Say I have the following: $$f(x,a,b)=0\qquad\text{(1)}$$ Applying the implicit function theorem I get something like this: $$\frac{\partial x(a,b)}{\partial a}=\frac{f'_a}{-f'_x}\qquad\text{(2)}$$ Where $f'_a=\frac{\partial f(\cdot)}{\partial a}$ and $f'_x=\frac{\partial f(\cdot)}{\partial x}$. I am now interested in knowing how a variation in $b$ affects the effect of a variation in $a$ on $x$ (i.e., $\frac{\partial\frac{\partial x}{\partial a}}{\partial b}$).
Can I simply take the derivative of expression (2) or should I apply the implicit function theorem twice to expression (1)?

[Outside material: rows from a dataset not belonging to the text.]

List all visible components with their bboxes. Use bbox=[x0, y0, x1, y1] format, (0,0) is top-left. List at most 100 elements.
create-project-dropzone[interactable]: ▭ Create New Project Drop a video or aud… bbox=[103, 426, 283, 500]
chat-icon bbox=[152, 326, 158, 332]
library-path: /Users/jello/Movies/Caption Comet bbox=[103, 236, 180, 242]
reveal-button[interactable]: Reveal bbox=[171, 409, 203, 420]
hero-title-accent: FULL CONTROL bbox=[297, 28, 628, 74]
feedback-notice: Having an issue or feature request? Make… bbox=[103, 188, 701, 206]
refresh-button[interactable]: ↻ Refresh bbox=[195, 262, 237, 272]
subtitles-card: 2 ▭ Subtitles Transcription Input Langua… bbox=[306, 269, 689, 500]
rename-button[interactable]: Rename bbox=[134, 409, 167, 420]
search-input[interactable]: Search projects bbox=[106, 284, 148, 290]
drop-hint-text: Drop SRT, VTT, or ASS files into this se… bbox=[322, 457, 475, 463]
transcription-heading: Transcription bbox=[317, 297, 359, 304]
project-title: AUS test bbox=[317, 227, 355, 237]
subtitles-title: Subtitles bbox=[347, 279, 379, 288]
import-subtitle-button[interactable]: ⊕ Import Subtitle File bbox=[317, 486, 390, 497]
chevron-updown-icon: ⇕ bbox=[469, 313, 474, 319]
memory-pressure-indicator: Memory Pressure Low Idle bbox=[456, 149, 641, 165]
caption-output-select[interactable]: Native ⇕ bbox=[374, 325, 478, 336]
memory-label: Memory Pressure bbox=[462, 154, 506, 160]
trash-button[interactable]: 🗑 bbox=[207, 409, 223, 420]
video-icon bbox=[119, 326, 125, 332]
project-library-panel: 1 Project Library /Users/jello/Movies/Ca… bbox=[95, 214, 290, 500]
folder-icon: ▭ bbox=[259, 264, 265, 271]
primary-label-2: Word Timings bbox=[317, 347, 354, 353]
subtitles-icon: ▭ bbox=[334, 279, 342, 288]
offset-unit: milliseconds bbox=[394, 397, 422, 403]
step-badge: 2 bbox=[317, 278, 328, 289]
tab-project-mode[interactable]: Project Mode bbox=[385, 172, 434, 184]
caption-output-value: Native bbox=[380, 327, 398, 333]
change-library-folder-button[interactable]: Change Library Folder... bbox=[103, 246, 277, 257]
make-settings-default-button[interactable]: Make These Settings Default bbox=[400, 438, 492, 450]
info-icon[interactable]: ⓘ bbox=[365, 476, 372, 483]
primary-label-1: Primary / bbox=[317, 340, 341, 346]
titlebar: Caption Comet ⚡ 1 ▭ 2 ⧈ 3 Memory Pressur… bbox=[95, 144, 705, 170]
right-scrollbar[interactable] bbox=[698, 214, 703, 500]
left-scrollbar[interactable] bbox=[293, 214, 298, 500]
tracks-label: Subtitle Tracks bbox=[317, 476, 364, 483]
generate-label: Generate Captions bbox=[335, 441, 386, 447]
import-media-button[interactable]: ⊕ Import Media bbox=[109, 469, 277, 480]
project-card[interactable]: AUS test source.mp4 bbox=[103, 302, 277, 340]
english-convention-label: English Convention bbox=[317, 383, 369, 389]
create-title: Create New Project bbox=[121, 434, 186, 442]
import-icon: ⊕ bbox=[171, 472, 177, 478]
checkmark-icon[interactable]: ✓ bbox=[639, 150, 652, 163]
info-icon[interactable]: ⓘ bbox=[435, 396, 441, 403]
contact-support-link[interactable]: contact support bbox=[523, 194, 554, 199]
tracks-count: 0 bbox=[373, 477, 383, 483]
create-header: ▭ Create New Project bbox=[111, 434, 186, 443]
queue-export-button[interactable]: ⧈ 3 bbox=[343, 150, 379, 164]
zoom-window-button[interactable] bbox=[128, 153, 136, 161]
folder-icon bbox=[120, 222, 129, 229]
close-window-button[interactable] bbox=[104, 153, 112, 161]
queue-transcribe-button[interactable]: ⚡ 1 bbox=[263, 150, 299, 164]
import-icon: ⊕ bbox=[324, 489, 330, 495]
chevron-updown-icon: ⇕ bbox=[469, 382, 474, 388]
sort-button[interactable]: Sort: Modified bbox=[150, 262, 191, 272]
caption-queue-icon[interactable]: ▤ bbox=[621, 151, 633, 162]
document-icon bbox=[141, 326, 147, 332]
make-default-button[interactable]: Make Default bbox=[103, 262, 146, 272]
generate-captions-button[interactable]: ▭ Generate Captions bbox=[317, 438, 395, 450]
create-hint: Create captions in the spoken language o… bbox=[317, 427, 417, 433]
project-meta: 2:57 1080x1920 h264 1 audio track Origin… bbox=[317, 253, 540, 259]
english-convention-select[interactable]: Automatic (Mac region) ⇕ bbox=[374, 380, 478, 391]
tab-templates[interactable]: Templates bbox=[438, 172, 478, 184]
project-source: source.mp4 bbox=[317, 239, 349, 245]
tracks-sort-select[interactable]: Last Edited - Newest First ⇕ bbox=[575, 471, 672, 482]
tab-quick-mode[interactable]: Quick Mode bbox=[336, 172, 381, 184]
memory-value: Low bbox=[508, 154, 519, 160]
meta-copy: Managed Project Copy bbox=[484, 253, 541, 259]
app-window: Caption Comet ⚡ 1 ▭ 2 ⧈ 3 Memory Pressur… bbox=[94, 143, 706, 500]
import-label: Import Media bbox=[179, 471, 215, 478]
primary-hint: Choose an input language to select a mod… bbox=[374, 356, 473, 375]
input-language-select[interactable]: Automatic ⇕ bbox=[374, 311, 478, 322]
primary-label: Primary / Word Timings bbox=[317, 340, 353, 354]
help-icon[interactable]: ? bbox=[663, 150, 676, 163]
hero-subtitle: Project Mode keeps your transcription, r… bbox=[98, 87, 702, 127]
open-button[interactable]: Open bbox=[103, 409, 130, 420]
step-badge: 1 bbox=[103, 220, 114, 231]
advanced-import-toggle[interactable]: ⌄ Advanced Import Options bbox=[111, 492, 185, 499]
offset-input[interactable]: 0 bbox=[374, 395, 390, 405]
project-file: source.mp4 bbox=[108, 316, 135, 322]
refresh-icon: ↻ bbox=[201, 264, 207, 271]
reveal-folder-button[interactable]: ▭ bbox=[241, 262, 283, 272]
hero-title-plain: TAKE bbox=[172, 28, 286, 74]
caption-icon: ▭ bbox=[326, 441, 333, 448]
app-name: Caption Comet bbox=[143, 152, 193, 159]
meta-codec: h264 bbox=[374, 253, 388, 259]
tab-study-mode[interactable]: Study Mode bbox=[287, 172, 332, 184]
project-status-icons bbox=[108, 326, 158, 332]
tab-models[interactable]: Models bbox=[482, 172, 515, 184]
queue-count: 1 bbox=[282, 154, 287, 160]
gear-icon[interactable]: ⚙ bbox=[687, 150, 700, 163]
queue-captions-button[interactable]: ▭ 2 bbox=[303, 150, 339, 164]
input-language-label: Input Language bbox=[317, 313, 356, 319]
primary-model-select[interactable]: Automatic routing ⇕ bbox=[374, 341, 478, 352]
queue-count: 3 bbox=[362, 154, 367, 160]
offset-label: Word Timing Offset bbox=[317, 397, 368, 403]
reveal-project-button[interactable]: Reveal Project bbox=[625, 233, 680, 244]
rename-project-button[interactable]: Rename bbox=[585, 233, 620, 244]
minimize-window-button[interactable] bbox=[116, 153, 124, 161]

In the case where I could not, why would it be incorrect?
Many thanks!
After some research, the two methods seem equivalent in the case I consider.
Method 1: applying IFT twice
We start with $$f(x(a,b),a,b)=0\qquad \text{(1)}$$ We differentiate (1) with respect to $a$: $$f_xx_a+f_a=0\qquad \text{(2)}$$ Where $f_x$ and $f_a$ are the partial derivatives of $f(\cdot)$ with respect to $x$ and $a$ respectively. Similarly, $x_a$ is the partial derivative of $x(a,b)$ with respect to $a$. Now we differentiate (2) with respect to $b$: $$f_xx_{ab}+f_{xx}x_ax_b+f_{xa}x_b+f_{xb}x_a+f_{ab}=0\qquad\text{(3)}$$ Rearranging (3) gives: $$x_{ab}=\frac{f_{xx}x_ax_b+f_{xa}x_b+f_{xb}x_a+f_{ab}}{-f_x}\qquad\text{(4)}$$
Method 2: directly differentiating $\pmb{x_a}$
Let's start with: $$x_a=\frac{f_a}{-f_x}\qquad\text{(1')}$$ Differentiating (1') this expression with respect to $b$ gives: $$x_{ab}=\frac{-(f_{ab}+f_{xa}x_b)f_x+f_a(f_{xx}x_b+f_{xb})}{(f_x)^2}=\frac{f_{ab}+f_{xa}x_b}{-f_x}-\frac{f_a}{-f_x}\frac{f_{xx}x_b+f_{xb}}{f_x}\quad\text{(2')}$$ Injecting (1') in (2') and rearranging, we fall back on our feet: $$x_{ab}=\frac{f_{xx}x_ax_b+f_{xa}x_b+f_{xb}x_a+f_{ab}}{-f_x}$$